VIII. Additional Discussion
From the snowmelt physics discussion in Section II, it is clear that humidity and the rate of snowmelt are connected, with increases in humidity resulting in additional heat transfer from the latent heat of condensation as water vapor condenses on a snowpack of 0 degrees Celsius, when air temperatures are above freezing. The process can be shown theoretically but would require considerable work to demonstrate experimentally or with operational hydrologic and meteorological data. This work has shown the trend for earlier snowmelt runoff in recent years, and the trends for higher dewpoints in recent years, but this work has not proven that the higher average dewpoints have caused the earlier in the year recent annual snowmelt runoffs.
Mean daily flow records that were used in the evaluation of the timing of snowmelt runoff for the river stations in this study range from 1902 to current, a period of 105 years of record. However, monthly dewpoint data for this study was only available from 1948 to current, only 55 years of record. Although figures 2‑4 indicate trends for recent increasing monthly dewpoint averages for January, February, and March, the 55 years of record may be insufficient for making firm statements regarding long term trends in average dewpoints.

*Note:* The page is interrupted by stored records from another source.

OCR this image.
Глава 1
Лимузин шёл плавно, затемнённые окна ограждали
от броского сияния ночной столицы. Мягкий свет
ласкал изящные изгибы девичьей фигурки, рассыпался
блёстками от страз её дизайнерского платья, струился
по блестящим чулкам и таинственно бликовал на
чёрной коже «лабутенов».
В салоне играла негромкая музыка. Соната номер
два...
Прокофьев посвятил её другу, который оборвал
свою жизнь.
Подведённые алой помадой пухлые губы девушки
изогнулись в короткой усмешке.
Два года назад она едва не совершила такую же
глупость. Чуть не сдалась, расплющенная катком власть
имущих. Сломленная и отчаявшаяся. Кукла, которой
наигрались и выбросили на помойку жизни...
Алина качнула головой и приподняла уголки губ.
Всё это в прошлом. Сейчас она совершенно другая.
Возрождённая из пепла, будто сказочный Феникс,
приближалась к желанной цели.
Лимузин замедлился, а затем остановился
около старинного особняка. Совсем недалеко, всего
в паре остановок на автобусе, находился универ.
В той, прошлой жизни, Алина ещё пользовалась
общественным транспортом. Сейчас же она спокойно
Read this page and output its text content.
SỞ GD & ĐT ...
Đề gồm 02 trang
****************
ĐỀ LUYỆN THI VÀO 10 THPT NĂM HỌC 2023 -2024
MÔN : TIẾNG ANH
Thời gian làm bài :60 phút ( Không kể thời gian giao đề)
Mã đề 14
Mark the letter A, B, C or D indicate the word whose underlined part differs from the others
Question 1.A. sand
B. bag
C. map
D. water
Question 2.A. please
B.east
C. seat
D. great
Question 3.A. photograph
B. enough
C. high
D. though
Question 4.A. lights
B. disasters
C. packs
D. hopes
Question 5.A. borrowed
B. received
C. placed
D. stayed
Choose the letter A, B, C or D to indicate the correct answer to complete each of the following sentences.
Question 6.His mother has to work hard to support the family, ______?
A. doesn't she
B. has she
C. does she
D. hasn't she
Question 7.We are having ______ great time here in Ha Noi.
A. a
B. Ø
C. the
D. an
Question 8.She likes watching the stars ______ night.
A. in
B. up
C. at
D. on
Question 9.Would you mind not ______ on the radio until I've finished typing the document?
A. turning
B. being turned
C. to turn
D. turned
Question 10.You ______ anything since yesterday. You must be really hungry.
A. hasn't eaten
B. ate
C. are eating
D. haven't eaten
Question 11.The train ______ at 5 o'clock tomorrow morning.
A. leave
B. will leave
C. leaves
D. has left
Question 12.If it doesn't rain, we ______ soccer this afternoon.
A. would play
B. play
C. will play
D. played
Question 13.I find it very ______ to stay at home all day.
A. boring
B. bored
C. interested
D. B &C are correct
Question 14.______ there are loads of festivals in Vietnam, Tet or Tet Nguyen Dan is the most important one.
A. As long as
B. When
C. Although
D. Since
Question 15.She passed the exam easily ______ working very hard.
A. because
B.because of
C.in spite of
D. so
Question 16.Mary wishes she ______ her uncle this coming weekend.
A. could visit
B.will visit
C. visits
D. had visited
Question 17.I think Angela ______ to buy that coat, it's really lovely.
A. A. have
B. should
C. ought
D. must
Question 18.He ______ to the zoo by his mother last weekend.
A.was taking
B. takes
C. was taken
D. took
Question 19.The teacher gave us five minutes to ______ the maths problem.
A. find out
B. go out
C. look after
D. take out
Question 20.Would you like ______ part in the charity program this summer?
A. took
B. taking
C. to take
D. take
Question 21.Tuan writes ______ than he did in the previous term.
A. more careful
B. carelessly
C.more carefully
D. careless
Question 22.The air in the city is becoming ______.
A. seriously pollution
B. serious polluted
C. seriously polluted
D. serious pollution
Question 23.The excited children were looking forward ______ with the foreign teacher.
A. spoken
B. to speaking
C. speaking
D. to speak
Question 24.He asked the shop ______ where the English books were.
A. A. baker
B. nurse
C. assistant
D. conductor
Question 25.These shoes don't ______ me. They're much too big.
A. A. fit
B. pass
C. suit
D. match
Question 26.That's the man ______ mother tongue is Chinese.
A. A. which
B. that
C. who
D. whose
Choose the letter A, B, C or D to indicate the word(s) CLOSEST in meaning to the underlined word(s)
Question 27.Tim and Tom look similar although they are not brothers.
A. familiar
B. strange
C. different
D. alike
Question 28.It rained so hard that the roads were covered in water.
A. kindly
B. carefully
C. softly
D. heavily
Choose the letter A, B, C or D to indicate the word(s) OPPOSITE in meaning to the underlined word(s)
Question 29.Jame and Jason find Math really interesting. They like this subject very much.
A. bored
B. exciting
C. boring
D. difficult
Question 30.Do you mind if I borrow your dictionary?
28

However the river flow data records, with 105 years of record, show the timing of annual snowmelt runoff for years that preceded the dewpoint records used in this study. In other words, the river flow data used in the evaluation of the timing of annual snowmelt runoff for 1902 through 1947, infer the effects of temperatures and humidity for the period 1902 through 1947.
In viewing Figure
1, the 1920s to early 1950s period had earlier annual snowmelt runoffs than the
late 1950s and 1960s period. However, the period from the mid 1980s to the
snowmelt runoff period in 2003 had the earliest annual snowmelt of record,
substantially earlier than the 1920s to early 1950s period. An evaluation of
mean annual dewpoints at Minneapolis, MN from1918 to the 1940s, which were
calculated from mean annual relative humidity and annual air temperature data
(Table 2.) shows that 5 year annual dewpoint averages for 1998 through 2002
exceeded all previous 5 year averages at Minneapolis since the beginning of
record for calculated annual dewpoint averages (1918).
The recent trends shown in this study for earlier annual snowmelt runoff at river stations within the Upper Midwest and Northern Great Plains, and for increasing January - April dewpoint averages call for:
1) Review of NWS hydrologic models used by NCRFC in modeling snowmelt runoff.
2) Review of
NCRFC snow and soil moisture model parameters used in models by NCRFC in issuing
hydrologic forecast products with the NWS Advanced Hydrologic Prediction System
(AHPS). AHPS is described by Deweese (2002).